Likewise, outdated notions of controlling populations of undesirable persons was popularized by a racialist by the name of Sanger.
"We do not want word to go out that we want to exterminate the Negro population..." - Margaret Sanger
There's a fashionable trend of saying that Margaret the elitist simply used language common to her day - of adopting terms and phrases shared by everyone around her. Some whitewashing (pun observed) is in order for someone who advocated what is euphemistically termed "women's reproductive rights."
Yet it wasn't everyone in her day who spoke in such terms - no, that was a very special collective of ubermensch. Yes, Sanger differed with what the Germans of her day were doing - after all, their style was to be public about what she wanted to do discreetly. Cosmetics aside, the chief difference was that the two types of eugenicists wanted to eliminate different races of people; otherwise they were two peas in a pod.
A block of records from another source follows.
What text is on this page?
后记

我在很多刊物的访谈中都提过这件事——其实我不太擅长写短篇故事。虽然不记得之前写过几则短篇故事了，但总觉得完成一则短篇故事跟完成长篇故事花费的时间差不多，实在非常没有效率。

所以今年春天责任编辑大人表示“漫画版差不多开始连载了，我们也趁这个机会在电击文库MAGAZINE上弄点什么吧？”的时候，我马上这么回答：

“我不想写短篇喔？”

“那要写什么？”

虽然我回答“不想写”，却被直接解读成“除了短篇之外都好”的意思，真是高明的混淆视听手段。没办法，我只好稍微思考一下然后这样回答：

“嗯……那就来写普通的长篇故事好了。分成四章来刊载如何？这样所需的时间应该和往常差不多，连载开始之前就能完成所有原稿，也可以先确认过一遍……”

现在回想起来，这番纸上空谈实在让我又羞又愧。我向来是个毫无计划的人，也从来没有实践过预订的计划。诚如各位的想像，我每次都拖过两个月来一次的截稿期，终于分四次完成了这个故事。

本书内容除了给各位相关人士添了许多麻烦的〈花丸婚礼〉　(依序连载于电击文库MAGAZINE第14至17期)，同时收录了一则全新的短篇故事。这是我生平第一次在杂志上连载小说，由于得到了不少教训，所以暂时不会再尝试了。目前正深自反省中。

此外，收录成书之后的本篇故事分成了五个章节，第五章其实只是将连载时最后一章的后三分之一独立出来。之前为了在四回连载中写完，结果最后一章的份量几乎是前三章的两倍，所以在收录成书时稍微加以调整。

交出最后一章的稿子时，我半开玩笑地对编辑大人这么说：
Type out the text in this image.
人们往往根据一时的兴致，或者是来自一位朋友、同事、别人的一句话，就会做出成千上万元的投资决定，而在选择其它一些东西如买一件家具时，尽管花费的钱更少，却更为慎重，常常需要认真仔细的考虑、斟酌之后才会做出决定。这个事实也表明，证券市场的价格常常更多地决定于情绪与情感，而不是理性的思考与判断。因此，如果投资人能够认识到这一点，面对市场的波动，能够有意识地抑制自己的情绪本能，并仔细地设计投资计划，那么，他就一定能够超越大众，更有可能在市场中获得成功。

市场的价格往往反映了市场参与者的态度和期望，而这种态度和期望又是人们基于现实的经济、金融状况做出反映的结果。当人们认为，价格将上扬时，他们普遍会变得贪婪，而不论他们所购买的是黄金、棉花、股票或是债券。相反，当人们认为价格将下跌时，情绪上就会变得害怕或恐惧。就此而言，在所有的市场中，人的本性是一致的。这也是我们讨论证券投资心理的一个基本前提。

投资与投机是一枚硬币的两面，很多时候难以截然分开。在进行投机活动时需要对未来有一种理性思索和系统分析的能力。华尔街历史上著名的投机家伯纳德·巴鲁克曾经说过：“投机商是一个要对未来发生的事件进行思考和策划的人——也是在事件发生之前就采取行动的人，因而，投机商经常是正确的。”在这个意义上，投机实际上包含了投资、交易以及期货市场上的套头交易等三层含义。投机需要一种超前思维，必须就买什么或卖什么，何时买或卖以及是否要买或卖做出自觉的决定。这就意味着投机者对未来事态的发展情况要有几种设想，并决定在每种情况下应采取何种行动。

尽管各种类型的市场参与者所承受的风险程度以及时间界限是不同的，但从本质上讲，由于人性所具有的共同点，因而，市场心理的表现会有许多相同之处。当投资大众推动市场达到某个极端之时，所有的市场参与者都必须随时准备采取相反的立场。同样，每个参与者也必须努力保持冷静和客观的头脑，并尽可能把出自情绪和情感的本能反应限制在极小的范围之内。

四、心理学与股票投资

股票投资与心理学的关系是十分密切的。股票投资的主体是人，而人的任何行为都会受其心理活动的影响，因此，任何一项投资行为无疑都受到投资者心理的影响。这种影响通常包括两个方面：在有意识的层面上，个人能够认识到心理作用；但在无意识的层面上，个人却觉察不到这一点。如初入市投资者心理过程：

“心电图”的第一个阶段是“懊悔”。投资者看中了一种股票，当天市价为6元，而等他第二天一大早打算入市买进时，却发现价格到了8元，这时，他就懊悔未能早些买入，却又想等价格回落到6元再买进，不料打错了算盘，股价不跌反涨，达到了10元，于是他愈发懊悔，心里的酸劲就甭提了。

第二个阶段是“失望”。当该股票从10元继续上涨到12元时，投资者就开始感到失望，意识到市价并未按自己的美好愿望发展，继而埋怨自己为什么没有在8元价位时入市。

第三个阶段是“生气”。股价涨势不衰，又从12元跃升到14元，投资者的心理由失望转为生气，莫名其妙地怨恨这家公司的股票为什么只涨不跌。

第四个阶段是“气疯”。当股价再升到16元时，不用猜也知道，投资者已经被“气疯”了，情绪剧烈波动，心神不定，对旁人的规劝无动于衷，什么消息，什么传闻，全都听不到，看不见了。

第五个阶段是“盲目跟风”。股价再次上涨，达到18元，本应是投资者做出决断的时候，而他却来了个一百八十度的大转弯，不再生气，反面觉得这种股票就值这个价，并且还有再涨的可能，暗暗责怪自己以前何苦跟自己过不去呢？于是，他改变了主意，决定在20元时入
In the article linked to above, the author proposes not that Sanger's bust be removed from the Smithsonian's Struggle for Justice display that recalls 20th century Americans who campaigned for racial justice ("If Sanger had her way, MLK and Rosa Parks would not have been born"), but that it be featured in a new exhibit called the Horrible Truth About Eugenics and the Terrible People That Think It's A Good Idea.